What is the most brute-force way to install interpretable, controllable features into a model's activations? Controlling how LLMs internally represent concepts typically requires sophisticated methods to first identify, then intervene on the model's existing feature geometry. We bypass all of this. We finetune an LLM with a simple auxiliary loss, training 16 of its 3072 residual stream dimensions to be inert interpretability flags that simply indicate what concepts are required for generation. The model reorganizes around them anyway, learning to rely on these flags during actual generation tasks. As a result, these inert flags become genuine internal features: interpretable control switches that allow us to steer generation at inference time. Why does this work? When a feature is reliably supplied at a fixed location, gradient descent gradually eliminates redundant encodings elsewhere, and the model erodes its own alternative representations. A model's efficiency pressure is a lever - exploitable to induce interpretable, controllable representations.
Paper Structure (20 sections, 3 equations, 7 figures, 2 tables)

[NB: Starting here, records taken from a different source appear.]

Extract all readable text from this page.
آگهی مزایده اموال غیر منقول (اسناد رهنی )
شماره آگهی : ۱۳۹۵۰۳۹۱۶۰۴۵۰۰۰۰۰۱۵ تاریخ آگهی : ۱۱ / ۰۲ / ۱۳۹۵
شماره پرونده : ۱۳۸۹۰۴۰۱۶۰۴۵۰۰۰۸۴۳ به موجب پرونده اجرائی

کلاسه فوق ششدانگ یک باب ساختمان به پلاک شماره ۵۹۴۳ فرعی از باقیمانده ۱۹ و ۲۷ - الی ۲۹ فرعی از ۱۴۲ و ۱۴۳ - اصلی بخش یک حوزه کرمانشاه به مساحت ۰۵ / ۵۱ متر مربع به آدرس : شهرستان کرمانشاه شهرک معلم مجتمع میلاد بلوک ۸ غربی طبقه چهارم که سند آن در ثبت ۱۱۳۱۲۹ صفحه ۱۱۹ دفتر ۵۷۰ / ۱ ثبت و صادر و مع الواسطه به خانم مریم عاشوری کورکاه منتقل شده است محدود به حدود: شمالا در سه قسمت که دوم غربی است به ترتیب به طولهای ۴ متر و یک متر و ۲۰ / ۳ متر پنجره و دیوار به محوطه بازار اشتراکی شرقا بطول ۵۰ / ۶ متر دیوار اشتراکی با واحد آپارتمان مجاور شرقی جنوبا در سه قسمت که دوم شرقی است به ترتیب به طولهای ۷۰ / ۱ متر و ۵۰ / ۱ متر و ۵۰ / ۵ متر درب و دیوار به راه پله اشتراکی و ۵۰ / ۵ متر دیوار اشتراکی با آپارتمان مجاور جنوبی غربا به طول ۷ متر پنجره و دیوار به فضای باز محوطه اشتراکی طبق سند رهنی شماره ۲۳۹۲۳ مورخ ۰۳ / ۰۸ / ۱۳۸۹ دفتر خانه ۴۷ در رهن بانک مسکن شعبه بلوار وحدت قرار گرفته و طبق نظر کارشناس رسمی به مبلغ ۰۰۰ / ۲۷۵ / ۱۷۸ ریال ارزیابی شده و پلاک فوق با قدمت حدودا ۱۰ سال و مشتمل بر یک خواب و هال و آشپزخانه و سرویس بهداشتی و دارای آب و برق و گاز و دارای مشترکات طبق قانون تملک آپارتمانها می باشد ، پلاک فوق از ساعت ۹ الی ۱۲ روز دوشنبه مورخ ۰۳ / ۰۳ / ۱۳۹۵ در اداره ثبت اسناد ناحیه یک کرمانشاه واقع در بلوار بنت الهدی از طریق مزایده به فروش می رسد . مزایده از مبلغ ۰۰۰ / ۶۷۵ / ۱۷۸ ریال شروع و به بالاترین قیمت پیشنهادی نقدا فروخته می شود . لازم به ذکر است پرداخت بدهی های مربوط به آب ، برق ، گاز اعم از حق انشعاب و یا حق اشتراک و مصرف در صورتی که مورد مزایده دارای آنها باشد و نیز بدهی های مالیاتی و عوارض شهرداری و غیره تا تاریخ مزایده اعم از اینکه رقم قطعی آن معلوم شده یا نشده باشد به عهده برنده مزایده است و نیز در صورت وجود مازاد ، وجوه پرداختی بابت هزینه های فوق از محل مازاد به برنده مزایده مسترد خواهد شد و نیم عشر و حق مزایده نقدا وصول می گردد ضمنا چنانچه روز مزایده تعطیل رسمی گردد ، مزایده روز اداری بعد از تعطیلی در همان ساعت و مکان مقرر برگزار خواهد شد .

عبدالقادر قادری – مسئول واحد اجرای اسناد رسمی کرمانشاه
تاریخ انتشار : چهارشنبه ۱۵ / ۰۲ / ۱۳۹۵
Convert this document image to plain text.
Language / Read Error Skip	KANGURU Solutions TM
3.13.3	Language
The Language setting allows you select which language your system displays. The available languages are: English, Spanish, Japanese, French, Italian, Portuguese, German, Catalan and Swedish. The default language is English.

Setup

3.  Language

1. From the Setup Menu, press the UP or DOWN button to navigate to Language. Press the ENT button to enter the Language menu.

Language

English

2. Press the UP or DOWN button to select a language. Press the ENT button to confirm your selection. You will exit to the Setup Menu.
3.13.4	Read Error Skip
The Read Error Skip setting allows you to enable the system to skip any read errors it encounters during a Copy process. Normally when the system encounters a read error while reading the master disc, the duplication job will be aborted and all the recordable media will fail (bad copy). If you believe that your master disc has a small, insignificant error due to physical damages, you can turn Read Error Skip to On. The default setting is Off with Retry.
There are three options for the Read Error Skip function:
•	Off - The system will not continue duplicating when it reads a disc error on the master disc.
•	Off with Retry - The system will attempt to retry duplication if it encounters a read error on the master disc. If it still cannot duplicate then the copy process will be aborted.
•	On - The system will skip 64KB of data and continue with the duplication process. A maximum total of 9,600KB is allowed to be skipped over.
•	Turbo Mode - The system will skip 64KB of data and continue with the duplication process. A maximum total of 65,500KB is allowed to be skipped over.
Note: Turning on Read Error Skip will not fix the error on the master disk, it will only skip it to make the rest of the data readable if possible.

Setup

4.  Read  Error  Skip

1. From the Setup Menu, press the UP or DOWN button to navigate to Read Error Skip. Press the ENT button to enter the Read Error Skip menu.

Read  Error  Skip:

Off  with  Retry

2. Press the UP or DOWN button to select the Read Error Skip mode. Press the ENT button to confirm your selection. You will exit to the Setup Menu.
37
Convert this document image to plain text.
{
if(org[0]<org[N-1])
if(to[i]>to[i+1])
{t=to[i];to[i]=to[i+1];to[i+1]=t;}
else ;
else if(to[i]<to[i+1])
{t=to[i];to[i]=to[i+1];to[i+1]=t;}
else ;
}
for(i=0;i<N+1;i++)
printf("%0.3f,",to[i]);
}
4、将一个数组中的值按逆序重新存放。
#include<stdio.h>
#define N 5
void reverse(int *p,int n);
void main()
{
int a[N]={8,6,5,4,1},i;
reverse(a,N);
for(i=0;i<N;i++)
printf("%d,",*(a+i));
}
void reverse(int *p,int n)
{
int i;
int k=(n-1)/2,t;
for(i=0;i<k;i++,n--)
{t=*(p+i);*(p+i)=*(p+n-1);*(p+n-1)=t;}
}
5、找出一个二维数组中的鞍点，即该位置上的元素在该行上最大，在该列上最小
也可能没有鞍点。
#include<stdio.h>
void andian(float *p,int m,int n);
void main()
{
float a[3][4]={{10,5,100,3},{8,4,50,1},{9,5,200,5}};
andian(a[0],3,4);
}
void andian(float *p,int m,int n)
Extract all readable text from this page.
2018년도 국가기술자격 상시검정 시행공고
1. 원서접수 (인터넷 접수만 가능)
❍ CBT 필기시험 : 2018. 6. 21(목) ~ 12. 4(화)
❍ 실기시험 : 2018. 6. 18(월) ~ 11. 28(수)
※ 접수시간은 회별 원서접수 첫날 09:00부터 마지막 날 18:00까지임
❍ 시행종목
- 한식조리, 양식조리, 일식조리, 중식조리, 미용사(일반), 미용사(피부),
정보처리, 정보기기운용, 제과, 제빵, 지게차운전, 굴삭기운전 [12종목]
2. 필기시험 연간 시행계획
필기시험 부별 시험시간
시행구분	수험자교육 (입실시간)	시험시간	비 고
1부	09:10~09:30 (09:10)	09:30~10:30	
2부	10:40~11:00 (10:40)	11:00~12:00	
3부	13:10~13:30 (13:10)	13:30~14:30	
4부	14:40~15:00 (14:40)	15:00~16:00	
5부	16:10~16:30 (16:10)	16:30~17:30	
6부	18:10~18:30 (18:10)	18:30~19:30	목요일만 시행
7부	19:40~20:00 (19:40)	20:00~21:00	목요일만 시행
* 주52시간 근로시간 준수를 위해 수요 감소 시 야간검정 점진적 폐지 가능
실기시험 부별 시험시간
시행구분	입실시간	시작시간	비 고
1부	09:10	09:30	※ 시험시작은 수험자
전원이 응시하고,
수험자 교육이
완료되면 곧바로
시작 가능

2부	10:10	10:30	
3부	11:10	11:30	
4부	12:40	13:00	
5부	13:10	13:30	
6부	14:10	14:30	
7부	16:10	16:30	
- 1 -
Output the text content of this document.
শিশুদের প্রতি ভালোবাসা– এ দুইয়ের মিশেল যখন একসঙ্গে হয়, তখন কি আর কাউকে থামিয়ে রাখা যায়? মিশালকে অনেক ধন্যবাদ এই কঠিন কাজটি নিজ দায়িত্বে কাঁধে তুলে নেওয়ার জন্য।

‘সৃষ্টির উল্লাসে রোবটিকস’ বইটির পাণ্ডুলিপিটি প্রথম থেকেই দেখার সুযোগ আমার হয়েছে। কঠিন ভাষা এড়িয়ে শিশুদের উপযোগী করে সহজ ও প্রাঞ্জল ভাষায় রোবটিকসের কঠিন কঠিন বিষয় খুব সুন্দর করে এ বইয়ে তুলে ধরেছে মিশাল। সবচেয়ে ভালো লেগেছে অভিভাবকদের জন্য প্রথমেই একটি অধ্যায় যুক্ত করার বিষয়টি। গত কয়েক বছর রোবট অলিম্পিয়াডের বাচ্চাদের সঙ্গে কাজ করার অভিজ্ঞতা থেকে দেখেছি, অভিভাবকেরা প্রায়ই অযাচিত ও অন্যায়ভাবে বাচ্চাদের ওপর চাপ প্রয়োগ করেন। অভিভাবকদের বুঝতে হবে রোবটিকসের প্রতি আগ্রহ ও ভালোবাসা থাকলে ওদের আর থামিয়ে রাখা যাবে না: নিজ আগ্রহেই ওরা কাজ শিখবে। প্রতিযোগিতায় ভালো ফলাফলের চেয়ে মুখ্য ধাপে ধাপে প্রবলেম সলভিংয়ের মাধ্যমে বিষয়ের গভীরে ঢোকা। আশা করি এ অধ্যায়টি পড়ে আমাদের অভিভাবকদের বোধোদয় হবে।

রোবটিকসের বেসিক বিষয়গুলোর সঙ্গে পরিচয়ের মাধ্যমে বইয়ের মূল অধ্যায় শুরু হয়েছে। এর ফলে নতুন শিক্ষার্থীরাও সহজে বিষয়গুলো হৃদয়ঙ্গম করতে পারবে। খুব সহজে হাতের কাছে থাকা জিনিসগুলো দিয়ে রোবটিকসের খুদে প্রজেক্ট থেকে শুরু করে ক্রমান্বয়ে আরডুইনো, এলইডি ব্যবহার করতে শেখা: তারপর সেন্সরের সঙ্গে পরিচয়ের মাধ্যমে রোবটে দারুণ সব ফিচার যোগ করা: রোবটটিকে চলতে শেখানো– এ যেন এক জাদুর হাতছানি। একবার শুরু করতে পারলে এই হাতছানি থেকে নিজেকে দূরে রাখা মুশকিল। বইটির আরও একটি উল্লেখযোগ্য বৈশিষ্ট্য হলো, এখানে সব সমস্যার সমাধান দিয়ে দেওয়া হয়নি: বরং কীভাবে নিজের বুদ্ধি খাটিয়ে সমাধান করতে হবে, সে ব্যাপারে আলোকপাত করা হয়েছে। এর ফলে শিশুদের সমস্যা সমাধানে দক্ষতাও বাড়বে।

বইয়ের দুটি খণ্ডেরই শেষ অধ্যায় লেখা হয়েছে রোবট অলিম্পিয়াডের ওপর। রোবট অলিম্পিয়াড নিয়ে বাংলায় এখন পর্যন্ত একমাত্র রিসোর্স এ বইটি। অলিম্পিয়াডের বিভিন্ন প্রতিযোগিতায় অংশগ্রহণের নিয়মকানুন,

This paper contains 20 sections, 3 equations, 7 figures, 2 tables.

Figures (7)

  • Figure 1: The residual stream before training. Hidden state at layer $k{=}10$ for the input "Where should I take my dog hiking?" Dimensions 2970--3072 shown; black rectangles mark the fenced regions that will be designated as feature flags. Colors represent activation values. No structure is visible --- fenced regions are indistinguishable from their surroundings.
  • Figure 2: The residual stream after training. Same layer, same input as \ref{['fig:hk10_before']}. The animals and dogs regions activate sharply once the model begins processing dog-related content; unrelated regions remain near zero. The installed dimensions now carry interpretable signal that was absent before training.
  • Figure 3: Overwriting 16 dimensions steers generation. Four completions of the same prompt under different forced classifications. With no intervention, the model produces a generic story. Forcing animals + dogs yields a dog story. Forcing animals on and dogs off yields an animal story with no dogs. Forcing programming + animals + dogs yields a story about a dog learning to code.
  • Figure 4: Synthetic training examples. Each example is assigned a subset of target features. Feature engagement ranges from explicit (A, B) to implicit --- example D requires knowledge of dogs without ever mentioning the word.
  • Figure 5: Training dynamics. (a) The first 5k steps show no decline (Stage 1: manual injection). Loss drops sharply once Stage 2 begins. (b) Later layers converge to low loss; early layers plateau, consistent with not yet having derived the relevant features.